From: Virtual-scanning light-field microscopy for robust snapshot high-resolution volumetric imaging

a, Whole-FOV and enlarged MIPs of neutrophils and vessels in a living mouse liver with strong motions induced by respiration, obtained by LFM, VsLFM, sLFM and sLFM with the time-weighted algorithm, respectively. b, MIP of a neutrophil washed away by the blood flow in vessels, which was captured by VsLFM at 12 vps. The tracked trace obtained with Imaris 9.0.1 software was overlaid with the temporal information coded in different colors. The overall flow duration is 1.33 s, from t = 0.67 s to t = 2.00 s. c, Center view of spatial–angular components and corresponding reconstructed MIPs of marked regions in b at t = 1.167 s, obtained by LFM, VsLFM and sLFM, respectively.

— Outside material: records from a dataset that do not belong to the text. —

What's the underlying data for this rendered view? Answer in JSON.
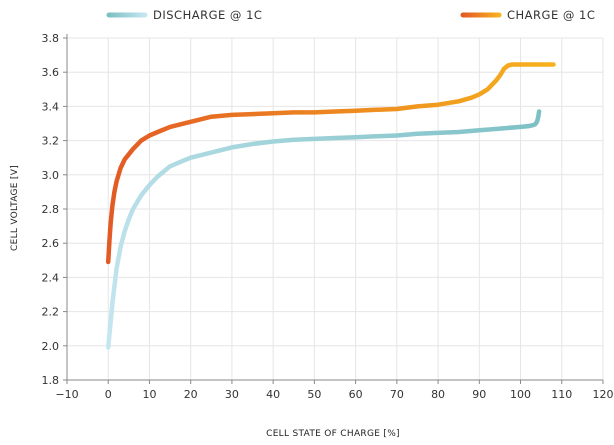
{
  "chart_data": {
    "type": "line",
    "xlabel": "CELL STATE OF CHARGE [%]",
    "ylabel": "CELL VOLTAGE [V]",
    "xlim": [
      -10,
      120
    ],
    "ylim": [
      1.8,
      3.8
    ],
    "xticks": [
      "-10",
      "0",
      "10",
      "20",
      "30",
      "40",
      "50",
      "60",
      "70",
      "80",
      "90",
      "100",
      "110",
      "120"
    ],
    "yticks": [
      "1.8",
      "2.0",
      "2.2",
      "2.4",
      "2.6",
      "2.8",
      "3.0",
      "3.2",
      "3.4",
      "3.6",
      "3.8"
    ],
    "grid": true,
    "legend_position": "top",
    "series": [
      {
        "name": "DISCHARGE @ 1C",
        "colors": [
          "#c5e6f0",
          "#7cc0c4"
        ],
        "x": [
          0,
          0.5,
          1,
          2,
          3,
          4,
          5,
          6,
          8,
          10,
          12,
          15,
          18,
          20,
          25,
          30,
          35,
          40,
          45,
          50,
          55,
          60,
          65,
          70,
          75,
          80,
          85,
          90,
          95,
          100,
          102,
          103,
          103.5,
          104,
          104.3,
          104.5
        ],
        "y": [
          1.99,
          2.12,
          2.25,
          2.45,
          2.58,
          2.67,
          2.74,
          2.8,
          2.88,
          2.94,
          2.99,
          3.05,
          3.08,
          3.1,
          3.13,
          3.16,
          3.18,
          3.195,
          3.205,
          3.21,
          3.215,
          3.22,
          3.225,
          3.23,
          3.24,
          3.245,
          3.25,
          3.26,
          3.27,
          3.28,
          3.285,
          3.29,
          3.295,
          3.31,
          3.34,
          3.37
        ]
      },
      {
        "name": "CHARGE @ 1C",
        "colors": [
          "#e35a24",
          "#f6b21d"
        ],
        "x": [
          0,
          0.3,
          0.6,
          1,
          1.5,
          2,
          3,
          4,
          5,
          6,
          8,
          10,
          12,
          15,
          20,
          25,
          30,
          35,
          40,
          45,
          50,
          55,
          60,
          65,
          70,
          75,
          80,
          85,
          88,
          90,
          92,
          94,
          95,
          96,
          97,
          98,
          100,
          103,
          105,
          108
        ],
        "y": [
          2.49,
          2.62,
          2.72,
          2.82,
          2.9,
          2.96,
          3.04,
          3.09,
          3.12,
          3.15,
          3.2,
          3.23,
          3.25,
          3.28,
          3.31,
          3.34,
          3.35,
          3.355,
          3.36,
          3.365,
          3.365,
          3.37,
          3.375,
          3.38,
          3.385,
          3.4,
          3.41,
          3.43,
          3.45,
          3.47,
          3.5,
          3.55,
          3.58,
          3.62,
          3.64,
          3.645,
          3.645,
          3.645,
          3.645,
          3.645
        ]
      }
    ]
  }
}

The orange arrow indicates the movement direction and the white arrows indicate the motion artifacts in sLFM. d, MIPs of neutrophils with high-speed migration in a living mouse liver, obtained by LFM, VsLFM and sLFM, respectively. The neutrophil at t = 86.3 s moved slowly without motion artifacts, and the retraction fiber could be observed with high resolution by both VsLFM and sLFM. However, at t = 488.8 s the neutrophil migrated at high speed, leading to visible motion artifacts in the sLFM results. The upper-right insets show the corresponding Fourier transform of the MIPs, which also show the periodic frequency patterns caused by sample motion in the sLFM results. Meanwhile, VsLFM effectively eliminates motion artifacts with high spatial resolution. Scale bars, 10 μm (a–c), 10 μm (main) and 3 μm−1 (inset) (d).